An analysis of Medicaid CPI rebates and the sustainability of US generic markets

May 2024
Charles River Associates medicine on money

Small-molecule generic drugs are estimated to have saved the U.S. healthcare system about $2.2 trillion from 2009 to 2019. However, though approximately 90% of prescriptions are for generics, instability has emerged in the markets for some products. Academics, economists, and most recently U.S. Food and Drug Administration (“FDA”) Commissioner Robert Califf have noted that low prices have contributed to generic shortages. In early 2024, the U.S. Senate Committee on Finance released a white paper on the need to prevent and mitigate generic drug shortages, which it described as a “persistent and growing” issue.

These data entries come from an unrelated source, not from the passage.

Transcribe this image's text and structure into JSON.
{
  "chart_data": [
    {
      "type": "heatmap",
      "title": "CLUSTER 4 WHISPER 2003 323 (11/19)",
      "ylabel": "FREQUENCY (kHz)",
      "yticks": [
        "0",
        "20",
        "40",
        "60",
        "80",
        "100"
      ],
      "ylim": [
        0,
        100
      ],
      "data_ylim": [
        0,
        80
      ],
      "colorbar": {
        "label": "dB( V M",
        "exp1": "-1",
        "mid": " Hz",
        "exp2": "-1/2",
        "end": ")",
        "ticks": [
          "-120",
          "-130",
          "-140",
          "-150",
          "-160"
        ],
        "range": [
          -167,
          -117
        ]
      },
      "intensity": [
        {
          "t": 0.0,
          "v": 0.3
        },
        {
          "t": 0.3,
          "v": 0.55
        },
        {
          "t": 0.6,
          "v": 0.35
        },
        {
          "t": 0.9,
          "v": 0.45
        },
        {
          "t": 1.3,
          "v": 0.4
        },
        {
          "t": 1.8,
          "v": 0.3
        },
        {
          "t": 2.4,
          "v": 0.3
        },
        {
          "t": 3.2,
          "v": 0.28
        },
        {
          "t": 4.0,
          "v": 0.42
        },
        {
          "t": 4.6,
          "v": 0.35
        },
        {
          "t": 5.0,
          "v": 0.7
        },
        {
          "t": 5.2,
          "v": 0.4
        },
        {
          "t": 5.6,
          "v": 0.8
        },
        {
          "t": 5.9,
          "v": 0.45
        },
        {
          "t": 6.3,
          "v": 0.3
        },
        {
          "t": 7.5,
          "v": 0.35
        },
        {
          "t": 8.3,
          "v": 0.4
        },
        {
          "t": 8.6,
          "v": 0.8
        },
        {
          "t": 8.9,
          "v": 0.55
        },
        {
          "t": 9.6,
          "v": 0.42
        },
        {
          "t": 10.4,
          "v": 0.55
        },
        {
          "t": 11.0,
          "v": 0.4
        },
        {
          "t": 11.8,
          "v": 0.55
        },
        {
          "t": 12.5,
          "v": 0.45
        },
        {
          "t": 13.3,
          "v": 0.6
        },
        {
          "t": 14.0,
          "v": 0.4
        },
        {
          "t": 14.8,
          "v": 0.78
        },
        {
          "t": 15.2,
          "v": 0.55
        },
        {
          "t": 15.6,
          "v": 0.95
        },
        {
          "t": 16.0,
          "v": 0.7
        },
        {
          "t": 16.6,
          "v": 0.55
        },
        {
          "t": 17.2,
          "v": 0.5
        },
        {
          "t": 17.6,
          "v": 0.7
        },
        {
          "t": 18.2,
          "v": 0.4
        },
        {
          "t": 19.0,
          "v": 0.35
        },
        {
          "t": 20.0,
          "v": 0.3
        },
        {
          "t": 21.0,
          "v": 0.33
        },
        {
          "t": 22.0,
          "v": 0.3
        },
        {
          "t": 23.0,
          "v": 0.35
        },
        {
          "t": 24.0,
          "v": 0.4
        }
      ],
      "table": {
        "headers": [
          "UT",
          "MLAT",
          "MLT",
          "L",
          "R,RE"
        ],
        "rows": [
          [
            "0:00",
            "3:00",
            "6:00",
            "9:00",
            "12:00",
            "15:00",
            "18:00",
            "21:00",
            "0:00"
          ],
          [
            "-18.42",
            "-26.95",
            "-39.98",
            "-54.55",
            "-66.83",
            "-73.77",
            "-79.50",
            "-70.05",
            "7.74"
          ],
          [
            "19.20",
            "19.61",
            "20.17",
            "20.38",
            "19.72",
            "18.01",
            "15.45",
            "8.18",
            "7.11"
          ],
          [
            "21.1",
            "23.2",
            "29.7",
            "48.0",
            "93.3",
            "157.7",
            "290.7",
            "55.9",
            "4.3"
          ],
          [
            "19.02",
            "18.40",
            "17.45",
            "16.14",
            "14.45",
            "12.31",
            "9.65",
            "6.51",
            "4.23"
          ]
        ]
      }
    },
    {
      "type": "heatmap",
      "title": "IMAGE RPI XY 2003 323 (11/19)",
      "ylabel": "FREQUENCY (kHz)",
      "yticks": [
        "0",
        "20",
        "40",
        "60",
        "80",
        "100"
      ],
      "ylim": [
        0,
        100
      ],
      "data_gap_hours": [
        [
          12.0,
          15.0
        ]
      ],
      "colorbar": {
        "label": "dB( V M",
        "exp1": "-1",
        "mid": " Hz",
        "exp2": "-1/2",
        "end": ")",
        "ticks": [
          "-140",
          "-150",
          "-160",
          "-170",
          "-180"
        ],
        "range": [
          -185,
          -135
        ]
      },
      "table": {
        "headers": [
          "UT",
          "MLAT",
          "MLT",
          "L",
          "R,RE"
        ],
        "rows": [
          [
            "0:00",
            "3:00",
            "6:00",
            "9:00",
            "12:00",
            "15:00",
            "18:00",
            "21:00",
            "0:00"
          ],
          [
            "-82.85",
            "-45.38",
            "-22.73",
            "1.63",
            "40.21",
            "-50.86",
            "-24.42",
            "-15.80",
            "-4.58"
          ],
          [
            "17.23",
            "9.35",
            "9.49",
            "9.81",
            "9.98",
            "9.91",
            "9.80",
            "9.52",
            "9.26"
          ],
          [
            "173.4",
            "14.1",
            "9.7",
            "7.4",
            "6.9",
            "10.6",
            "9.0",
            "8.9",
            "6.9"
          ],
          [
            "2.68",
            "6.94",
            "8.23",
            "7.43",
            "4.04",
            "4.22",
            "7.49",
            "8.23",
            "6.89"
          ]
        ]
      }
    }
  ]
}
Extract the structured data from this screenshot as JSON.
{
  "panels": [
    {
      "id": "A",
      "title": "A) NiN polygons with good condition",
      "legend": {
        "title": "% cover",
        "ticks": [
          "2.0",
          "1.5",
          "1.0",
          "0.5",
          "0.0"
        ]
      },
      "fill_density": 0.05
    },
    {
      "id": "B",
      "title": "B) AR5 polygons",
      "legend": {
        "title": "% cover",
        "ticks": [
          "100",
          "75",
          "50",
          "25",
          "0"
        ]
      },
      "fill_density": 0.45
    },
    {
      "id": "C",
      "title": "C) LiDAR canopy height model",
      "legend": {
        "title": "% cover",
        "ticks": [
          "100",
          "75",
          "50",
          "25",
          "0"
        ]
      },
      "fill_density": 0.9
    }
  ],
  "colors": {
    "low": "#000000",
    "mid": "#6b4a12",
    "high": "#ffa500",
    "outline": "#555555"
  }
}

The FDA lists three root causes of generic shortages: limited financial incentives to produce less-profitable generic drugs, market structures that reward lowest cost instead of quality, and logistical and regulatory challenges that make recovery after a disruption challenging. In addition, the policy environment can affect the stability of generic markets. Though generics were initially exempted from the Medicaid Price Inflation Rebate (“CPI Rebate”), the Bipartisan Budget Act of 2015 expanded the CPI Rebate to generics beginning in 2017. Now, manufacturers of generics covered under Medicaid pay a fee to the government if prices increase at a rate greater than that of the consumer price index for all urban consumers (i.e., faster than inflation). This rebate, a further challenge to profitability, could create another financial disincentive to participation in the generic market.

In this CRA report, the authors conduct an empirical analysis to illustrate implications of the CPI Rebate given the economics of generic markets. Key takeaways include:

  • The CPI Rebate can apply even when manufacturers are reducing their prices.
  • The CPI Rebate can apply in a market experiencing manufacturer exits, which may be a precursor to shortages or limited supply.
  • The timing of generic market entry may result in different baselines for CPI Rebate calculation, possibly deterring generic market entry when prices are predicted to be low.

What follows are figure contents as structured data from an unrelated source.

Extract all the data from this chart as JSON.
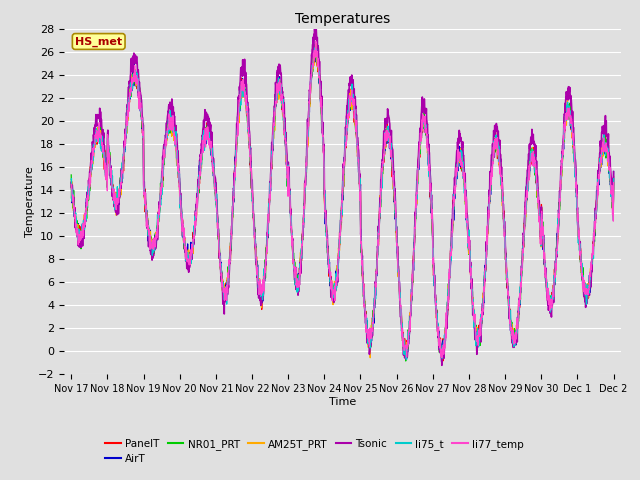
{
  "title": "Temperatures",
  "xlabel": "Time",
  "ylabel": "Temperature",
  "ylim": [
    -2,
    28
  ],
  "yticks": [
    -2,
    0,
    2,
    4,
    6,
    8,
    10,
    12,
    14,
    16,
    18,
    20,
    22,
    24,
    26,
    28
  ],
  "series": [
    "PanelT",
    "AirT",
    "NR01_PRT",
    "AM25T_PRT",
    "Tsonic",
    "li75_t",
    "li77_temp"
  ],
  "colors": [
    "#ff0000",
    "#0000cc",
    "#00cc00",
    "#ffaa00",
    "#aa00aa",
    "#00cccc",
    "#ff44cc"
  ],
  "annotation_text": "HS_met",
  "annotation_color": "#aa0000",
  "annotation_bg": "#ffff99",
  "annotation_border": "#aa8800",
  "bg_color": "#e0e0e0",
  "grid_color": "#ffffff",
  "xtick_labels": [
    "Nov 17",
    "Nov 18",
    "Nov 19",
    "Nov 20",
    "Nov 21",
    "Nov 22",
    "Nov 23",
    "Nov 24",
    "Nov 25",
    "Nov 26",
    "Nov 27",
    "Nov 28",
    "Nov 29",
    "Nov 30",
    "Dec 1",
    "Dec 2"
  ],
  "xtick_positions": [
    0,
    1,
    2,
    3,
    4,
    5,
    6,
    7,
    8,
    9,
    10,
    11,
    12,
    13,
    14,
    15
  ]
}
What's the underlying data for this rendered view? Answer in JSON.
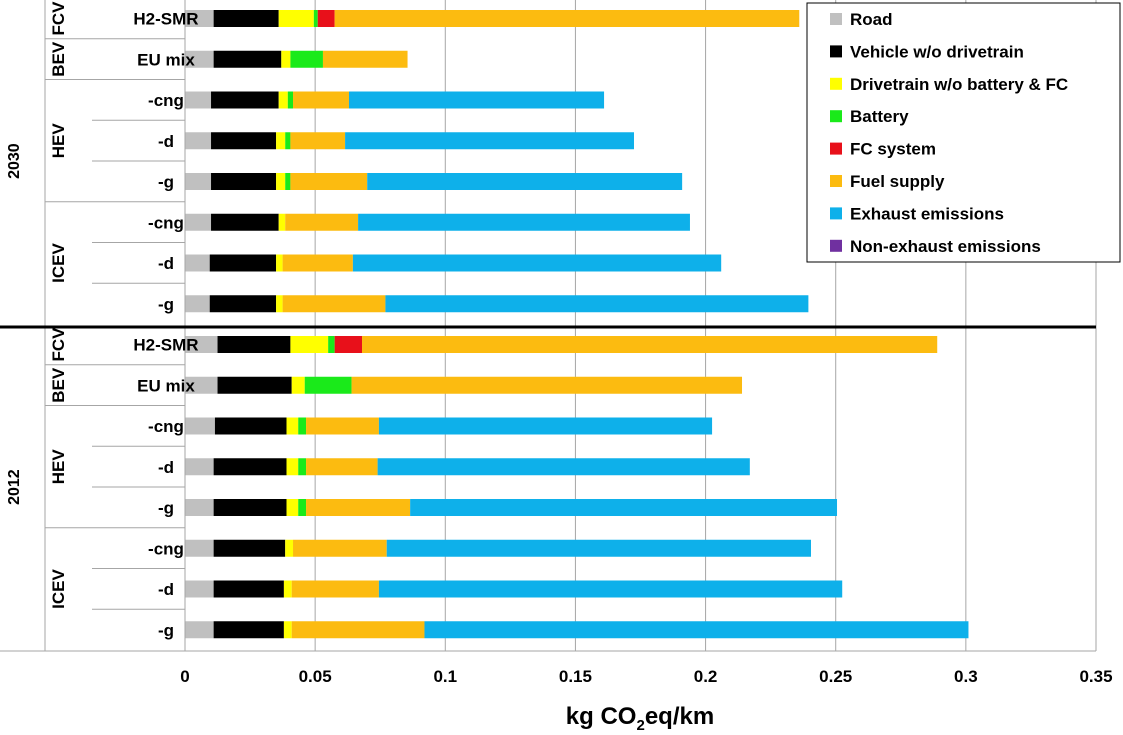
{
  "chart_data": {
    "type": "bar",
    "orientation": "horizontal",
    "stacked": true,
    "xlabel_main": "kg CO",
    "xlabel_sub": "2",
    "xlabel_rest": "eq/km",
    "xlim": [
      0,
      0.35
    ],
    "xticks": [
      0,
      0.05,
      0.1,
      0.15,
      0.2,
      0.25,
      0.3,
      0.35
    ],
    "xtick_labels": [
      "0",
      "0.05",
      "0.1",
      "0.15",
      "0.2",
      "0.25",
      "0.3",
      "0.35"
    ],
    "grid": "vertical",
    "legend_position": "top-right",
    "year_groups": [
      {
        "year": "2030",
        "groups": [
          {
            "name": "FCV",
            "rows": [
              "H2-SMR"
            ]
          },
          {
            "name": "BEV",
            "rows": [
              "EU mix"
            ]
          },
          {
            "name": "HEV",
            "rows": [
              "-cng",
              "-d",
              "-g"
            ]
          },
          {
            "name": "ICEV",
            "rows": [
              "-cng",
              "-d",
              "-g"
            ]
          }
        ]
      },
      {
        "year": "2012",
        "groups": [
          {
            "name": "FCV",
            "rows": [
              "H2-SMR"
            ]
          },
          {
            "name": "BEV",
            "rows": [
              "EU mix"
            ]
          },
          {
            "name": "HEV",
            "rows": [
              "-cng",
              "-d",
              "-g"
            ]
          },
          {
            "name": "ICEV",
            "rows": [
              "-cng",
              "-d",
              "-g"
            ]
          }
        ]
      }
    ],
    "series": [
      {
        "name": "Road",
        "color": "#c0c0c0",
        "values": [
          0.011,
          0.011,
          0.01,
          0.01,
          0.01,
          0.01,
          0.0095,
          0.0095,
          0.0125,
          0.0125,
          0.0115,
          0.011,
          0.011,
          0.011,
          0.011,
          0.011
        ]
      },
      {
        "name": "Vehicle w/o drivetrain",
        "color": "#000000",
        "values": [
          0.025,
          0.026,
          0.026,
          0.025,
          0.025,
          0.026,
          0.0255,
          0.0255,
          0.028,
          0.0285,
          0.0275,
          0.028,
          0.028,
          0.0275,
          0.027,
          0.027
        ]
      },
      {
        "name": "Drivetrain w/o battery & FC",
        "color": "#ffff00",
        "values": [
          0.0135,
          0.0035,
          0.0035,
          0.0035,
          0.0035,
          0.0025,
          0.0025,
          0.0025,
          0.0145,
          0.005,
          0.0045,
          0.0045,
          0.0045,
          0.003,
          0.003,
          0.003
        ]
      },
      {
        "name": "Battery",
        "color": "#1aea1a",
        "values": [
          0.0015,
          0.0125,
          0.002,
          0.002,
          0.002,
          0,
          0,
          0,
          0.0025,
          0.018,
          0.003,
          0.003,
          0.003,
          0,
          0,
          0
        ]
      },
      {
        "name": "FC system",
        "color": "#e8101a",
        "values": [
          0.0065,
          0,
          0,
          0,
          0,
          0,
          0,
          0,
          0.0105,
          0,
          0,
          0,
          0,
          0,
          0,
          0
        ]
      },
      {
        "name": "Fuel supply",
        "color": "#fcbb10",
        "values": [
          0.1785,
          0.0325,
          0.0215,
          0.021,
          0.0295,
          0.028,
          0.027,
          0.0395,
          0.221,
          0.15,
          0.028,
          0.0275,
          0.04,
          0.036,
          0.0335,
          0.051
        ]
      },
      {
        "name": "Exhaust emissions",
        "color": "#0eb0ea",
        "values": [
          0,
          0,
          0.098,
          0.111,
          0.121,
          0.1275,
          0.1415,
          0.1625,
          0,
          0,
          0.128,
          0.143,
          0.164,
          0.163,
          0.178,
          0.209
        ]
      },
      {
        "name": "Non-exhaust emissions",
        "color": "#7030a0",
        "values": [
          0,
          0,
          0,
          0,
          0,
          0,
          0,
          0,
          0,
          0,
          0,
          0,
          0,
          0,
          0,
          0
        ]
      }
    ]
  }
}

As the US Congress considers legislation to mitigate drug shortages and encourage generic manufacturers to keep low-cost products on the market, we set out a range of potential policy solutions stemming from our analysis that could increase generic market stability:

  • Eliminate the CPI Rebate for generics, given market forces that limit excessive price increases.
  • Exempt multisource generics (i.e., product markets with multiple versions of the same reference drug) from the CPI Rebate.
  • Exempt generics prone to shortages, such as sterile injectables, from the CPI Rebate.